What is smarter: gradually upgrading or a complete new system every few years ?
Thinks to keep in mind:
- Lets keep it a healthy ratio between, costs and performance
- performance can't dip below media pc and casual pc gaming
- costs cant go over a self set limit (make up your own)
- System breaking changes in pc architecture
- at least for a time period where you would ordinarily bought your third pc
- what to do with leftover parts? sell or maybe build a weaker second system ?
Have fun this one!
new system every few years and stop thinking about it, just becuse a new cpu comes out it doens't mean you have to buy it. And no gamer HAS to constantly have the best computer. All you need is a computer that can play current games at 1080p atleast 90fps on mediam-high and that should leave you enough leaverage for about 5 years.
I don't think that is what he is saying.
I am a firm believer in if you have the money and it makes logical sense then upgrade. It is more cost effective to spread out the buying components and making upgrades as you go rather than spending a large sum all at once. My computer is currently going on 5 years, which would in your terms be a new build time.

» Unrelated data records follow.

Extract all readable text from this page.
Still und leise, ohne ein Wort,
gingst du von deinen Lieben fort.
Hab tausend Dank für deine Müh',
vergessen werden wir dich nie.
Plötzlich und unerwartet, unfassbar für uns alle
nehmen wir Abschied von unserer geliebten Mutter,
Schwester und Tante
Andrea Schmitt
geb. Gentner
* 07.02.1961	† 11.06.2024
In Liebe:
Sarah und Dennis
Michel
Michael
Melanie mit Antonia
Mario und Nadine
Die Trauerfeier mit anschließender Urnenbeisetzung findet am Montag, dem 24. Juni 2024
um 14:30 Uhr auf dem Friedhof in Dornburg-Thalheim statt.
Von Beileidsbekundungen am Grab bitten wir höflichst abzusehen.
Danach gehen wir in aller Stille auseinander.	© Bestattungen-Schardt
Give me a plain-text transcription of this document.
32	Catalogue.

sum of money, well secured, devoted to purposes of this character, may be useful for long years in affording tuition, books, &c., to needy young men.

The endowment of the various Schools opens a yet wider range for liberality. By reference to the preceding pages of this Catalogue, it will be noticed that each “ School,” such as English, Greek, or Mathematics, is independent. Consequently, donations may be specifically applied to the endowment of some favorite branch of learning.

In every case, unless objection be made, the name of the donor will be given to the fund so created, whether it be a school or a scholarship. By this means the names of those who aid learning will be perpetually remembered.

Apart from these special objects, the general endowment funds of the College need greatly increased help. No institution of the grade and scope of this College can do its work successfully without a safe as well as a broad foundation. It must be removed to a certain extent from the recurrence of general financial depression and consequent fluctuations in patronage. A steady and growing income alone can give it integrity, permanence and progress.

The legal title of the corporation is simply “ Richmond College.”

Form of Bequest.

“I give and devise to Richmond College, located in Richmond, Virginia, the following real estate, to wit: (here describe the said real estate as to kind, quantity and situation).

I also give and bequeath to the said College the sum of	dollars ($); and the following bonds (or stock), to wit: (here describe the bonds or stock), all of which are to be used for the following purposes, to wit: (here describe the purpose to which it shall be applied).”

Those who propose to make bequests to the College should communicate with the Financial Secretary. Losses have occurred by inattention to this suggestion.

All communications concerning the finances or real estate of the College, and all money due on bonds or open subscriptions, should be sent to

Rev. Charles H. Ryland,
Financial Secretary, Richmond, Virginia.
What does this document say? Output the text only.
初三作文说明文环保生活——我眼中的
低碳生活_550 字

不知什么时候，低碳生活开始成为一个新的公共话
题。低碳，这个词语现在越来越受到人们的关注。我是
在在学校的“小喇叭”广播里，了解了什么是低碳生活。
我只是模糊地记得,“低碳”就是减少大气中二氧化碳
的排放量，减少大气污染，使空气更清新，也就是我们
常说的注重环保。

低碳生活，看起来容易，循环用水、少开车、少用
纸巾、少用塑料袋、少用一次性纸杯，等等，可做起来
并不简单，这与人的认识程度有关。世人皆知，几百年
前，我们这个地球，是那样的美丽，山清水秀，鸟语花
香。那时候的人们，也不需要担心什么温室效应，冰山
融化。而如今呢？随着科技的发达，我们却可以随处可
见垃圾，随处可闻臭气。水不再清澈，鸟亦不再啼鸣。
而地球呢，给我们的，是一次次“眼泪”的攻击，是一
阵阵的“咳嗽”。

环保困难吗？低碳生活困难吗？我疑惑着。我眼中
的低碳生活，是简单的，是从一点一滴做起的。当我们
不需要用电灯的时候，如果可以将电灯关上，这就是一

The fact is it is running all the games at high and at 1920 x 1080 and this is due to the fact that I did minor upgrades as time went on. The original cost of the computer was around $1000 and since then I have put into the computer roughly 600-700 dollars and I will still get another 2-3 years out of it easy with the only major upgrade at that point being the GPU. The benefit to this route I see is that not only is the cost spread out and not having two points of dropping around 1200 it also keeps your computer running snappy and the newest games and top settings.
There is my take on it so you can interpret it how you like.
Hope this helps,
Hop
Reuse PSU if it provides enough power, Reuse Case, if its DDR3 reuse it, reuse Heatsink if its good enough
Yes thats more like an answer I was looking for.
I also think its easyer to make smaller investments than one big one, and you can concentrate on the part that makes the biggest difference, like ssd's instead of hdd or more ram or something.
Buy quality components from the beginning and it will last you (almost) forever. Also, jumping on the latest compatibility/connection tech is also a way of future proving your system (I.E. PCI-E 3.0, SATA III or SAS, USB 3.0, upcoming DDR4 RAM ect.) so you won't be limited by those factors in near future.